For the first couple of months after the accident, John would do little besides sit in his chair at his mother's house, staring into nothingness. Dean had always wondered as a child if perhaps his father had died with his mother and God just forgot to take his soul. But after those first few months John began researching. He would be gone for days, leaving his boys at their grandmother's while he hunted down obscure texts and spoke to people about their close encounters with things of the supernatural persuasion.

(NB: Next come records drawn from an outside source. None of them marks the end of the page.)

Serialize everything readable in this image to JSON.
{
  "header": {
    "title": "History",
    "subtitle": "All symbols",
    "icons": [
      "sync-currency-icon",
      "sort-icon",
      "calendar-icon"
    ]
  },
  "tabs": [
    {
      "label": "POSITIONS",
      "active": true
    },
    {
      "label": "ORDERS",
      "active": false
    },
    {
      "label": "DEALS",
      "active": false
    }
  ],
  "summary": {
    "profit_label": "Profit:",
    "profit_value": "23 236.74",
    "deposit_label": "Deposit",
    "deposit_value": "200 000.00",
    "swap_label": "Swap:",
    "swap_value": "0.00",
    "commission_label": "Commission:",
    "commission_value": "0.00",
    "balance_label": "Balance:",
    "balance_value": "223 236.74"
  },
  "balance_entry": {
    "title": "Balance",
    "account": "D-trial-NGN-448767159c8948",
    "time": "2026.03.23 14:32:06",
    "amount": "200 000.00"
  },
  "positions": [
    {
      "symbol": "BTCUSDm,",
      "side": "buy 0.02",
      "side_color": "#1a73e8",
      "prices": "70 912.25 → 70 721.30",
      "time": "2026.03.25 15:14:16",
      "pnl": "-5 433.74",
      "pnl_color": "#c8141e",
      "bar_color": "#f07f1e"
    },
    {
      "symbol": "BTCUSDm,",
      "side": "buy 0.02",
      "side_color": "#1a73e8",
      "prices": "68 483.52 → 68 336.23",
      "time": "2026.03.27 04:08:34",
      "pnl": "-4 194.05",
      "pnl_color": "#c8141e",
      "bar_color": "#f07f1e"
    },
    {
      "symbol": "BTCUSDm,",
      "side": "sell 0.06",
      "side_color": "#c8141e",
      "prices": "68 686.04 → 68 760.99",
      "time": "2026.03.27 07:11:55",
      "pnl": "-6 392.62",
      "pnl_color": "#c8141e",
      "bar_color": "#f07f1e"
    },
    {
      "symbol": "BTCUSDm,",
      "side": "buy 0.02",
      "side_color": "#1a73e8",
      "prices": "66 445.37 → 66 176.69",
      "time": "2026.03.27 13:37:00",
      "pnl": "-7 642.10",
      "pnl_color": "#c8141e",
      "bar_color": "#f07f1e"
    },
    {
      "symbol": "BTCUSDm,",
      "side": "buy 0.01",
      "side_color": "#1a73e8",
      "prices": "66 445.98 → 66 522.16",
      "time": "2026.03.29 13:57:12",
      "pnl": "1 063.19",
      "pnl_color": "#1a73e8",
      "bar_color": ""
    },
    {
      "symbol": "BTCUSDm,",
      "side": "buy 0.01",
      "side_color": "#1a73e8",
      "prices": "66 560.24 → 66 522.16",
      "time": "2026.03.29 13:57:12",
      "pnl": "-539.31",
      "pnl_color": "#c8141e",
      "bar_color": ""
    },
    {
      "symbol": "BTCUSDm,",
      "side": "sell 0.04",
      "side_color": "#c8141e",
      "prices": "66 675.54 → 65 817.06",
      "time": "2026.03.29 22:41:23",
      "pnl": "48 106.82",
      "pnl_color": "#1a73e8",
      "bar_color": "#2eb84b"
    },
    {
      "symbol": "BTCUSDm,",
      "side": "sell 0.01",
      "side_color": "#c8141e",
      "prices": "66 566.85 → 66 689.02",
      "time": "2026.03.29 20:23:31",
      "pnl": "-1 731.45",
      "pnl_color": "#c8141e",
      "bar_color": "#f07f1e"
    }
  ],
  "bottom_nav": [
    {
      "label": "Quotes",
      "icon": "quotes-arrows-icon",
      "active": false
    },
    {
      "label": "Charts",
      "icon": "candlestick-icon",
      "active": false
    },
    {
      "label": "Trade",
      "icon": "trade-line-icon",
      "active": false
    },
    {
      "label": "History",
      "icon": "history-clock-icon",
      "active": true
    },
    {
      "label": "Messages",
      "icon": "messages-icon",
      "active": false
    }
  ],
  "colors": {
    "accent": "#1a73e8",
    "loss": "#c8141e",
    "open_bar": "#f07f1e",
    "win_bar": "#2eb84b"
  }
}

And that was the start of John Winchester: Monster Hunter Extraordinaire. Dean knew Sam also thought that was the death of John Winchester as a dad, but Dean knew better. If their father didn't love them, he would've left them there, with his aging mother who took more naps than Sammy and wouldn't have looked back. He took his sons with him, included them in everything he did. He taught them how to survive against anything and everything that might come after them, from bullies on the playground, to pissed off bikers who were mad a kid half their age beat them in pool to poltergeists and demons. They saw more of their father than half the kids their age. Sure, most of it was spent hunting, or on the road living off what little money they could gather, but if they'd been in one place for a while, long enough for John to have a job and earn some honest cash, there were good, normal days too. Baseball or basketball games, dinner someplace besides a convenience store or pizza, or on the very rare occasion that they were somewhere in the country, they would go hiking as a family.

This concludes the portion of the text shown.